I am using Django 1.9. I have a Django table that represents the value of a particular measure, by organisation by month, with raw values and percentiles:
class MeasureValue(models.Model):
org = models.ForeignKey(Org, null=True, blank=True)
month = models.DateField()
calc_value = models.FloatField(null=True, blank=True)
percentile = models.FloatField(null=True, blank=True)
There are typically 10,000 or so per month. My question is about whether I can speed up the process of setting values on the models.
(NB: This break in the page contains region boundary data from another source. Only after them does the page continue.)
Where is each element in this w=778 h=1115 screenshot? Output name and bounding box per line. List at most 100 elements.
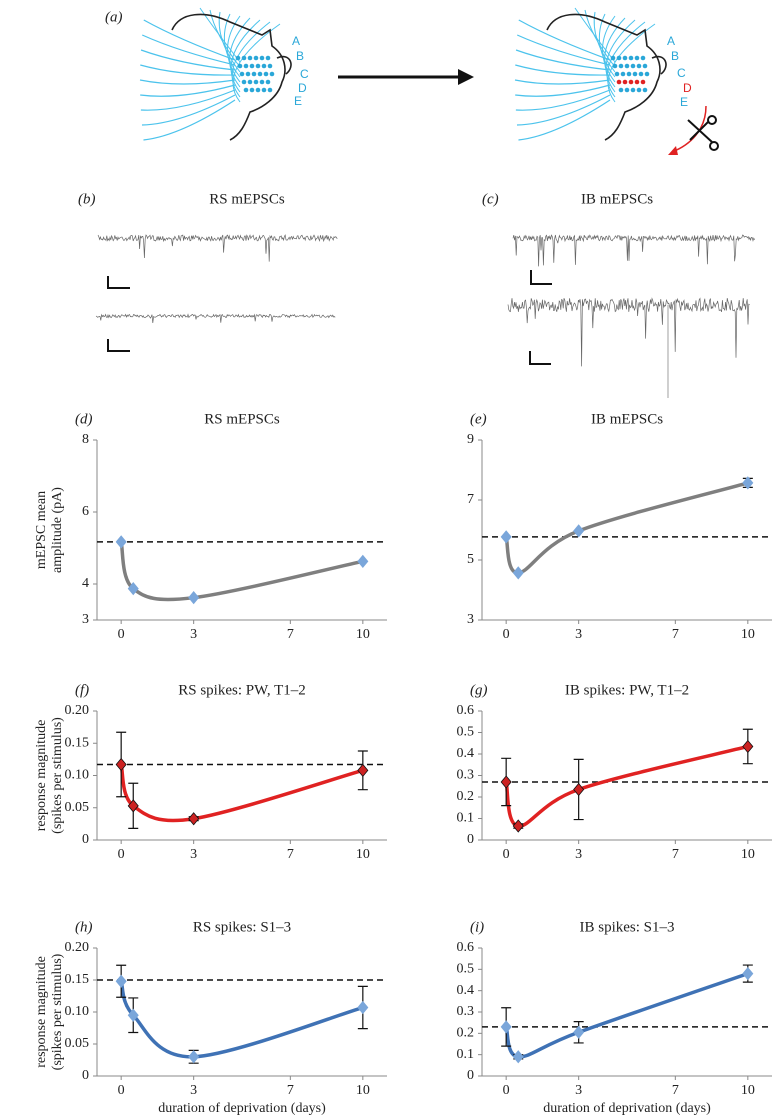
whisker <box>140 49 236 71</box>
whisker <box>518 19 611 61</box>
panel-label: (h) <box>75 919 93 935</box>
whisker-pad <box>245 71 251 77</box>
x-tick-label: 3 <box>190 847 197 862</box>
panel-label: (f) <box>75 682 89 698</box>
whisker-pad <box>638 71 644 77</box>
whisker <box>605 19 636 93</box>
whisker-pad <box>634 79 640 85</box>
panel-label: (c) <box>482 191 499 207</box>
whisker <box>515 49 611 71</box>
marker <box>512 566 524 580</box>
x-tick-label: 0 <box>118 847 125 862</box>
traces <box>95 234 755 398</box>
whisker-pad <box>642 87 648 93</box>
row-label: D <box>298 81 307 95</box>
marker <box>573 524 585 538</box>
whisker-pad <box>259 55 265 61</box>
whisker <box>515 84 611 97</box>
whisker-pad <box>261 63 267 69</box>
x-tick-label: 0 <box>118 627 125 642</box>
marker <box>573 782 585 797</box>
x-tick-label: 7 <box>672 847 679 862</box>
whisker <box>140 89 236 111</box>
y-tick-label: 3 <box>467 612 474 627</box>
whisker-pad <box>251 71 257 77</box>
y-tick-label: 8 <box>82 432 89 447</box>
y-tick-label: 0.20 <box>65 940 90 955</box>
marker <box>573 1025 585 1039</box>
marker <box>512 819 524 833</box>
y-axis-label: response magnitude <box>34 720 49 832</box>
y-axis-label: mEPSC mean <box>34 491 49 569</box>
trace <box>97 234 338 262</box>
whisker-pad <box>610 55 616 61</box>
series-line <box>504 481 749 575</box>
trace <box>512 234 755 267</box>
y-tick-label: 0.3 <box>457 768 475 783</box>
marker <box>742 476 754 490</box>
y-tick-label: 0.4 <box>457 746 475 761</box>
whisker-pad <box>642 63 648 69</box>
whisker-pad <box>616 79 622 85</box>
marker <box>512 1050 524 1064</box>
whisker <box>232 23 281 103</box>
whisker-pad <box>636 87 642 93</box>
marker <box>115 757 127 772</box>
whisker <box>515 89 611 111</box>
y-tick-label: 0 <box>467 832 474 847</box>
panel-title: IB mEPSCs <box>581 191 653 207</box>
head-outline <box>546 13 661 141</box>
whisker-pad <box>616 55 622 61</box>
y-tick-label: 0.2 <box>457 789 475 804</box>
whisker-pad <box>626 71 632 77</box>
whisker <box>141 94 236 126</box>
whisker <box>230 19 261 93</box>
panel-label: (i) <box>470 919 484 935</box>
marker <box>188 812 200 826</box>
y-tick-label: 0.6 <box>457 940 475 955</box>
marker <box>742 966 754 981</box>
whisker-pad <box>241 55 247 61</box>
chart-title: IB spikes: PW, T1–2 <box>565 682 689 698</box>
chart-title: RS spikes: S1–3 <box>193 919 291 935</box>
chart-title: RS mEPSCs <box>204 411 280 427</box>
x-tick-label: 7 <box>287 1083 294 1098</box>
marker <box>115 974 127 988</box>
whisker-pad <box>249 63 255 69</box>
whisker-pad <box>255 87 261 93</box>
marker <box>127 1008 139 1022</box>
trace <box>95 313 336 324</box>
x-tick-label: 3 <box>575 847 582 862</box>
marker <box>742 739 754 754</box>
panel-label: (b) <box>78 191 96 207</box>
x-tick-label: 0 <box>503 847 510 862</box>
whisker-pad <box>265 79 271 85</box>
whisker-pad <box>239 71 245 77</box>
marker <box>500 775 512 789</box>
whisker-pad <box>235 55 241 61</box>
row-label: E <box>294 94 302 108</box>
x-tick-label: 10 <box>741 847 755 862</box>
series-line <box>119 764 364 823</box>
y-axis-label: (spikes per stimulus) <box>50 953 65 1070</box>
marker <box>115 535 127 549</box>
whisker-pad <box>632 71 638 77</box>
y-tick-label: 0.4 <box>457 983 475 998</box>
marker <box>127 582 139 596</box>
x-tick-label: 7 <box>287 847 294 862</box>
whisker <box>140 84 236 97</box>
x-tick-label: 3 <box>575 627 582 642</box>
whisker-pad <box>624 63 630 69</box>
chart-title: RS spikes: PW, T1–2 <box>178 682 306 698</box>
y-tick-label: 0.15 <box>65 735 90 750</box>
whisker-pad <box>243 63 249 69</box>
whisker-pad <box>630 87 636 93</box>
marker <box>357 1000 369 1015</box>
y-tick-label: 0.6 <box>457 703 475 718</box>
x-axis-label: duration of deprivation (days) <box>158 1101 326 1115</box>
y-tick-label: 0 <box>467 1068 474 1083</box>
whisker <box>514 79 611 85</box>
row-label: D <box>683 81 692 95</box>
x-tick-label: 10 <box>741 1083 755 1098</box>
Currently, I calculate percentiles by retrieving all the measurevalues for a month using a Django filter query, converting it to a pandas dataframe, and then using scipy's rankdata
to set ranks and percentiles. I do this because pandas and rankdata
are efficient, able to ignore null values, and able to handle repeated values in the way that I want, so I'm happy with this method:
records = MeasureValue.objects.filter(month=month).values()
df = pd.DataFrame.from_records(records)
// use calc_value to set percentile on each row, using scipy's rankdata
However, I then need to retrieve each percentile value from the dataframe, and set it back onto the model instances. Right now I do this by iterating over the dataframe's rows, and updating each instance:
for i, row in df.iterrows():
mv = MeasureValue.objects.get(org=row.org, month=month)
if (row.percentile is None) or np.isnan(row.percentile):
row.percentile = None
mv.percentile = row.percentile
mv.save()
This is unsurprisingly quite slow. Is there any efficient Django way to speed it up, by making a single database write rather than tens of thousands? I have checked the documentation, but can't see one.